In a natural acoustic environment, multiple sources are usually active at the same time. The task of source separation is the estimation of individual source signals from this complex mixture. The challenge of single channel source separation (SCSS) is to recover more than one source from a single observation. Basically, SCSS can be divided in methods that try to mimic the human auditory system and model-based methods, which find a probabilistic representation of the individual sources and employ this prior knowledge for inference. This thesis presents several strategies for the separation of two speech utterances mixed into a single channel and is structured in four parts: The first part reviews factorial models in model-based SCSS and introduces the soft-binary mask for signal reconstruction.
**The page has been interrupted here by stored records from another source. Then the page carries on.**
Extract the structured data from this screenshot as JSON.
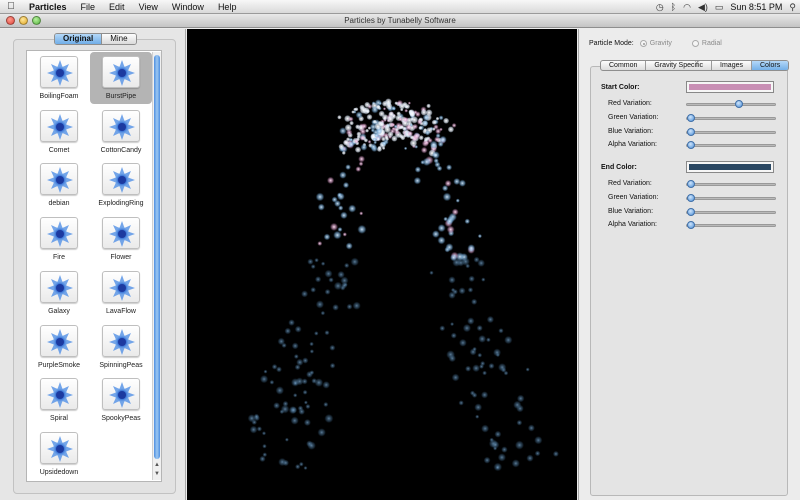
{
  "menubar": {
    "apple_icon": "apple-logo-icon",
    "items": [
      "Particles",
      "File",
      "Edit",
      "View",
      "Window",
      "Help"
    ],
    "status_icons": [
      "time-machine-icon",
      "bluetooth-icon",
      "wifi-icon",
      "volume-icon",
      "battery-icon"
    ],
    "clock": "Sun 8:51 PM",
    "search_icon": "spotlight-search-icon"
  },
  "window": {
    "title": "Particles by Tunabelly Software"
  },
  "library": {
    "segments": [
      "Original",
      "Mine"
    ],
    "active_segment": "Original",
    "presets": [
      "BoilingFoam",
      "BurstPipe",
      "Comet",
      "CottonCandy",
      "debian",
      "ExplodingRing",
      "Fire",
      "Flower",
      "Galaxy",
      "LavaFlow",
      "PurpleSmoke",
      "SpinningPeas",
      "Spiral",
      "SpookyPeas",
      "Upsidedown"
    ],
    "selected": "BurstPipe",
    "scroll_position": 0.02
  },
  "settings": {
    "mode_label": "Particle Mode:",
    "modes": [
      "Gravity",
      "Radial"
    ],
    "selected_mode": "Gravity",
    "tabs": [
      "Common",
      "Gravity Specific",
      "Images",
      "Colors"
    ],
    "active_tab": "Colors",
    "start_color": {
      "label": "Start Color:",
      "color": "#c98fb5",
      "variations": [
        {
          "label": "Red Variation:",
          "value": 0.6
        },
        {
          "label": "Green Variation:",
          "value": 0.0
        },
        {
          "label": "Blue Variation:",
          "value": 0.0
        },
        {
          "label": "Alpha Variation:",
          "value": 0.0
        }
      ]
    },
    "end_color": {
      "label": "End Color:",
      "color": "#2b4863",
      "variations": [
        {
          "label": "Red Variation:",
          "value": 0.0
        },
        {
          "label": "Green Variation:",
          "value": 0.0
        },
        {
          "label": "Blue Variation:",
          "value": 0.0
        },
        {
          "label": "Alpha Variation:",
          "value": 0.0
        }
      ]
    }
  },
  "colors": {
    "accent": "#5a9be6",
    "preview_bg": "#000000"
  }
}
This mask shows improved performance compared to the soft and the binary masks in automatic speech recognition (ASR) experiments. The second part addresses the problem of computational complexity in factorial models, which limits its application for online processing. We introduce the fast beam search and the iterated conditional modes (ICM) approximation techniques. They reduce the computational complexity in factorial models by up to two orders of magnitude while maintaining the separation performance. Moreover, there is strong evidence that the ICM algorithm breaks the factorial structure entirely. Consequently, this leads to a linear complexity relationship in the number of hidden states instead of a factorial one. The third part deals with arbitrary mixing levels in factorial models by explicitly modeling the gain for each speech segment, which results in a shape-gain model. Several strategies for parallel estimation of gain and shape are successfully evaluated. Finally, the last part integrates the speech model in model-based systems. This results in a source-filter representation, where the source signal can be linked to the excitation signal of the vocal folds and the filter accounts for the vocal-tract shaping. Our final separation algorithm combines the shape-gain with the source-filter model, reflecting the complete standard speech production model. All presented algorithms are compared to state-of-the-art algorithms and evaluated in both, the target-to-masker ratio and the word error rate of an ASR system and show improvements beyond the state-of-the-art.  

 

This thesis is supervised by Gernot Kubin, Franz Pernkopf.